My "I" is constantly changing (perhaps this is merely AD/HD): overdetermined nexus of cultural forces emanating from several continents: skeptical of all Truths and seeker of the truth: iconoclast by enculturation, brain chemistry, and, perhaps, choice: perpetually perplexed, particularly about why we exist/ as the manifestation of overdetermined forces whose existence (and nature) is not as solid (or simplistic) as we would like.

Wednesday, March 09, 2005

Richard L. Brinkman, Cultural Economics

I just found out this morning that Richard L. Brinkman is retiring. He was the professor at Portland State University who convinced me to pursue graduate work in economics. "This is your opportunity to be in on the early development of a new science." Brinkman taught at PSU for over 40 years and published his magnum opus, Cultural Economics, in 1981 (my last year at PSU and as CEO of Thunder & Visions [I had graduated with a double major in 1979 and in 1980-1981 was taking grad courses and teaching Philosophy of Economics in the Philosophy Department and Economic Development in the Caribbean in the Black Studies Department, in addition to the work we were doing in Thunder & Visions] and the same year I entered the graduate program in economics at the University of Massachusetts, Amherst).
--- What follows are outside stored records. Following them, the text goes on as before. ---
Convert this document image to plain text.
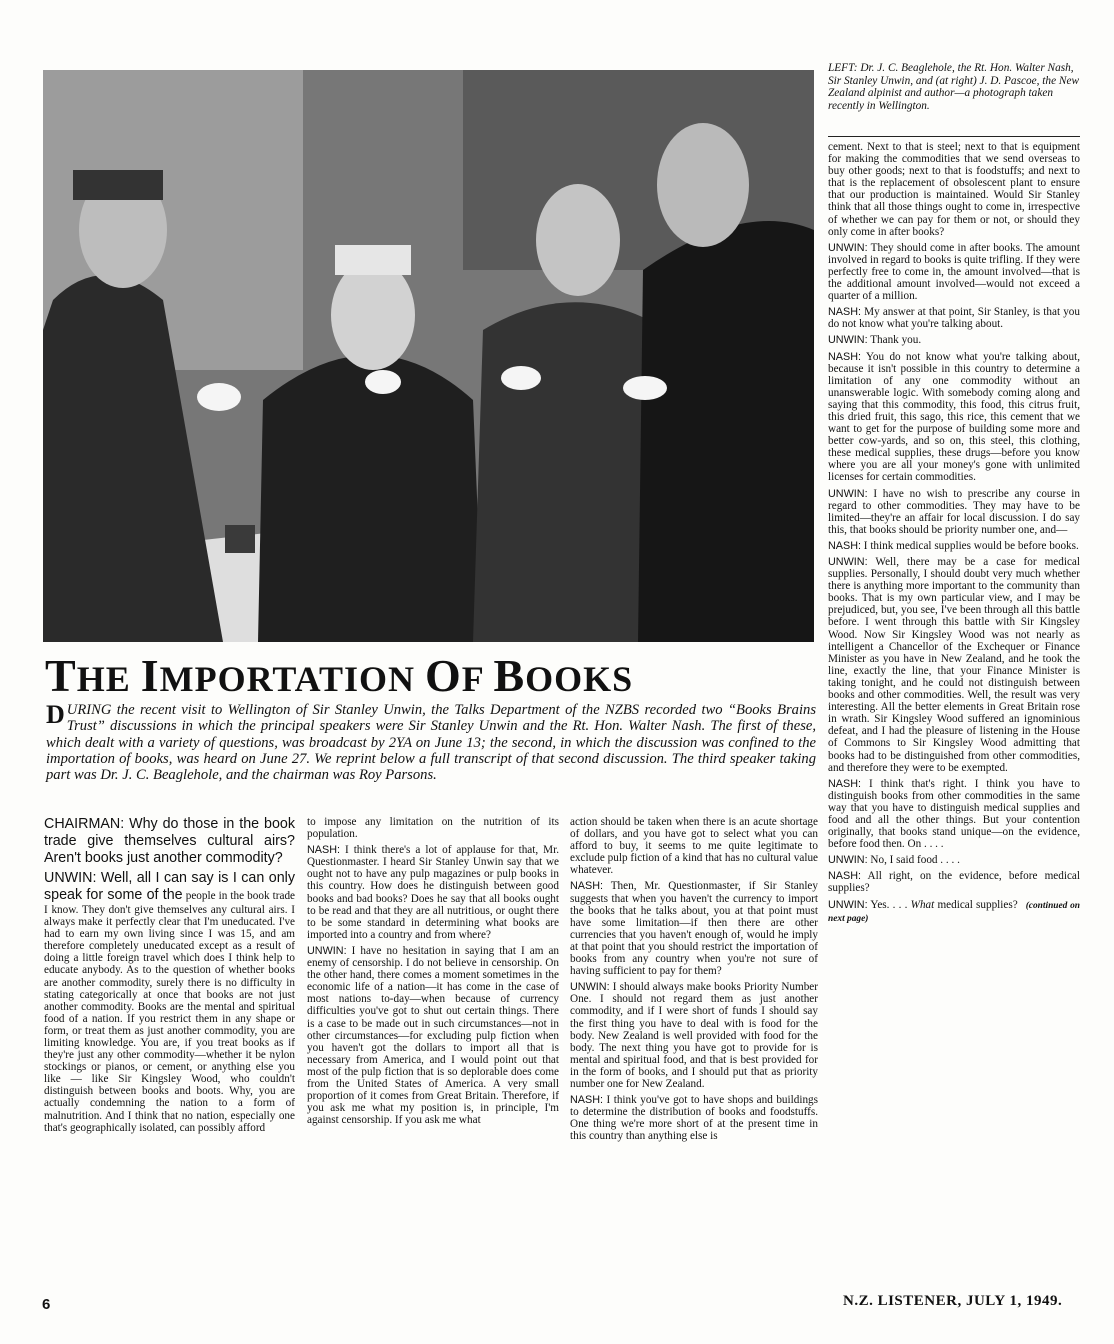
LEFT: Dr. J. C. Beaglehole, the Rt. Hon. Walter Nash, Sir Stanley Unwin, and (at right) J. D. Pascoe, the New Zealand alpinist and author—a photograph taken recently in Wellington.

cement. Next to that is steel; next to that is equipment for making the commodities that we send overseas to buy other goods; next to that is foodstuffs; and next to that is the replacement of obsolescent plant to ensure that our production is maintained. Would Sir Stanley think that all those things ought to come in, irrespective of whether we can pay for them or not, or should they only come in after books?

UNWIN: They should come in after books. The amount involved in regard to books is quite trifling. If they were perfectly free to come in, the amount involved—that is the additional amount involved—would not exceed a quarter of a million.

NASH: My answer at that point, Sir Stanley, is that you do not know what you're talking about.

UNWIN: Thank you.

NASH: You do not know what you're talking about, because it isn't possible in this country to determine a limitation of any one commodity without an unanswerable logic. With somebody coming along and saying that this commodity, this food, this citrus fruit, this dried fruit, this sago, this rice, this cement that we want to get for the purpose of building some more and better cow-yards, and so on, this steel, this clothing, these medical supplies, these drugs—before you know where you are all your money's gone with unlimited licenses for certain commodities.

UNWIN: I have no wish to prescribe any course in regard to other commodities. They may have to be limited—they're an affair for local discussion. I do say this, that books should be priority number one, and—

NASH: I think medical supplies would be before books.

UNWIN: Well, there may be a case for medical supplies. Personally, I should doubt very much whether there is anything more important to the community than books. That is my own particular view, and I may be prejudiced, but, you see, I've been through all this battle before. I went through this battle with Sir Kingsley Wood. Now Sir Kingsley Wood was not nearly as intelligent a Chancellor of the Exchequer or Finance Minister as you have in New Zealand, and he took the line, exactly the line, that your Finance Minister is taking tonight, and he could not distinguish between books and other commodities. Well, the result was very interesting. All the better elements in Great Britain rose in wrath. Sir Kingsley Wood suffered an ignominious defeat, and I had the pleasure of listening in the House of Commons to Sir Kingsley Wood admitting that books had to be distinguished from other commodities, and therefore they were to be exempted.

NASH: I think that's right. I think you have to distinguish books from other commodities in the same way that you have to distinguish medical supplies and food and all the other things. But your contention originally, that books stand unique—on the evidence, before food then. On . . . .

UNWIN: No, I said food . . . .

NASH: All right, on the evidence, before medical supplies?

UNWIN: Yes. . . . What medical supplies? (continued on next page)

THE IMPORTATION OF BOOKS
DURING the recent visit to Wellington of Sir Stanley Unwin, the Talks Department of the NZBS recorded two “Books Brains Trust” discussions in which the principal speakers were Sir Stanley Unwin and the Rt. Hon. Walter Nash. The first of these, which dealt with a variety of questions, was broadcast by 2YA on June 13; the second, in which the discussion was confined to the importation of books, was heard on June 27. We reprint below a full transcript of that second discussion. The third speaker taking part was Dr. J. C. Beaglehole, and the chairman was Roy Parsons.

CHAIRMAN: Why do those in the book trade give themselves cultural airs? Aren't books just another commodity?

UNWIN: Well, all I can say is I can only speak for some of the people in the book trade I know. They don't give themselves any cultural airs. I always make it perfectly clear that I'm uneducated. I've had to earn my own living since I was 15, and am therefore completely uneducated except as a result of doing a little foreign travel which does I think help to educate anybody. As to the question of whether books are another commodity, surely there is no difficulty in stating categorically at once that books are not just another commodity. Books are the mental and spiritual food of a nation. If you restrict them in any shape or form, or treat them as just another commodity, you are limiting knowledge. You are, if you treat books as if they're just any other commodity—whether it be nylon stockings or pianos, or cement, or anything else you like — like Sir Kingsley Wood, who couldn't distinguish between books and boots. Why, you are actually condemning the nation to a form of malnutrition. And I think that no nation, especially one that's geographically isolated, can possibly afford

to impose any limitation on the nutrition of its population.

NASH: I think there's a lot of applause for that, Mr. Questionmaster. I heard Sir Stanley Unwin say that we ought not to have any pulp magazines or pulp books in this country. How does he distinguish between good books and bad books? Does he say that all books ought to be read and that they are all nutritious, or ought there to be some standard in determining what books are imported into a country and from where?

UNWIN: I have no hesitation in saying that I am an enemy of censorship. I do not believe in censorship. On the other hand, there comes a moment sometimes in the economic life of a nation—it has come in the case of most nations to-day—when because of currency difficulties you've got to shut out certain things. There is a case to be made out in such circumstances—not in other circumstances—for excluding pulp fiction when you haven't got the dollars to import all that is necessary from America, and I would point out that most of the pulp fiction that is so deplorable does come from the United States of America. A very small proportion of it comes from Great Britain. Therefore, if you ask me what my position is, in principle, I'm against censorship. If you ask me what

action should be taken when there is an acute shortage of dollars, and you have got to select what you can afford to buy, it seems to me quite legitimate to exclude pulp fiction of a kind that has no cultural value whatever.

NASH: Then, Mr. Questionmaster, if Sir Stanley suggests that when you haven't the currency to import the books that he talks about, you at that point must have some limitation—if then there are other currencies that you haven't enough of, would he imply at that point that you should restrict the importation of books from any country when you're not sure of having sufficient to pay for them?

UNWIN: I should always make books Priority Number One. I should not regard them as just another commodity, and if I were short of funds I should say the first thing you have to deal with is food for the body. New Zealand is well provided with food for the body. The next thing you have got to provide for is mental and spiritual food, and that is best provided for in the form of books, and I should put that as priority number one for New Zealand.

NASH: I think you've got to have shops and buildings to determine the distribution of books and foodstuffs. One thing we're more short of at the present time in this country than anything else is

6	N.Z. LISTENER, JULY 1, 1949.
Cultural Economics elaborated a new theory of economic development, grounded in a synthesis of ideas from economics, anthropology, sociology, and biology. It made use of prior work by such social scientists as Edward B. Tylor, Leslie A. White, William F. Ogburn, Simon Kuznets, and Thorstein Veblen. Brinkman's work is sui generis. Heterodox, yes, but, in many ways, it goes well beyond the scope of most heterodox work in economics or any of the other social sciences. It breaks down barriers in the social sciences that have, oddly, kept intellectual inventions and innovations in the various branches of the social sciences from cross-fertilization, cross disciplinary critiques, and working towards a unified knowledge of social change. I suspect that Brinkman will be another of those great thinkers who was so far ahead of his time that it will take major social transformations (and a great deal of time) before he is fully appreciated. This seems to be the way it works in the social sciences, in particular. This may be a consequence of the strong vested interests that some in the society have for blocking critical analysis of (and the posing of alternatives to) existing social relationships and institutions.

I recently met one of Brinkman's more recent students who is currently studying at UMass, Gul Unal, and was reminded, once again, of how powerful this man's effect on us can be. It's too bad that the next generation of students won't have the experience that Gul and I shared.